At this time of year the 'back to school' buzz is in full swing and everyone wants their child to succeed. If your student has concerns with math, then this may be the thing that they fear the most. For some students, math fills them with anxiety to the point that they will feign illness, skip class and do just about anything to get out.
As a parent or teacher, this can be a very serious concern but there are some things that you can do to help your child deal with their math demons.
- Be positive about math. As a teacher, I've spoken to many parents who tell me that they hate or fear math. Some openly admit that they can't do math and hence can not help their child. As the #1 role model of your child, that tells them that its okay to have a negative attitude towards math. It also excuses them from trying because if you can't do it, then why would they need it? Even if you can not actually help them solve the problem that they are doing, being positive will encourage them to try a little harder.
- Ask them to explain what they have been doing leading to the problem. Educational Psychologists have shown that teaching and explaining helps retention and cognition far more than listening to lectures or reading. The reason for this is that you can't just go through the motions. You have to actually think about what you are doing and how and examine why each step follows from the last. Being active and asking questions will force your kid to examine their steps and find any mistakes that they may have made.
- Use online resources. There are some excellent youtube videos online that explain procedures and give dozens of examples. Talking about the videos and writing out the steps with your child will help them understand what they are doing and why. Not only that, it might help remind you of what they need to do so you can help them more!
- Avoid leaving the assignment to the last minute. Its easy to put off the thing that you don't like doing but if you know that your son or daughter has math homework and is avoiding doing it, help them by getting it done first. If they are less tired and stressed while attempting the assignment, they are more likely to be successful at it. If they have a good attempt at it and still can not do it, then they will have plenty of time to contact the teacher.
- Contact the teacher. As a teacher, I know that I prefer students to come to me before the deadline to tell me that they had difficulty. This isn't because its eating into my golf time, but because I can make more time to help your child if they come to me sooner rather than later.
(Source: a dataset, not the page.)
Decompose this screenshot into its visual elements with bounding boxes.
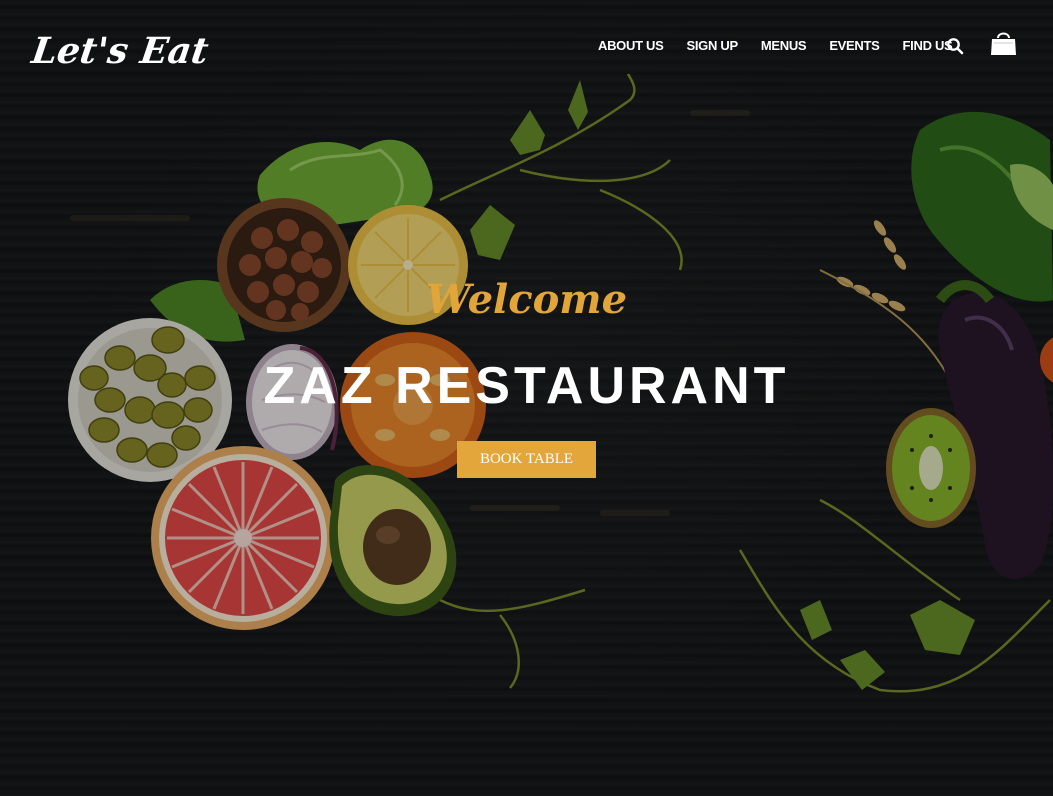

I would also try to encourage students to contact their teacher themselves. Some students find it difficult to ask for help, but keeping open lines of communication will help in the long run.
With a positive attitude, healthy communication, use of resources available and good timekeeping, your child can reduce the stress associated with math. While these steps may not turn your middle schooler into a math genius overnight, it may help them sleep better, enjoy math classes more and hopefully help their understanding as well.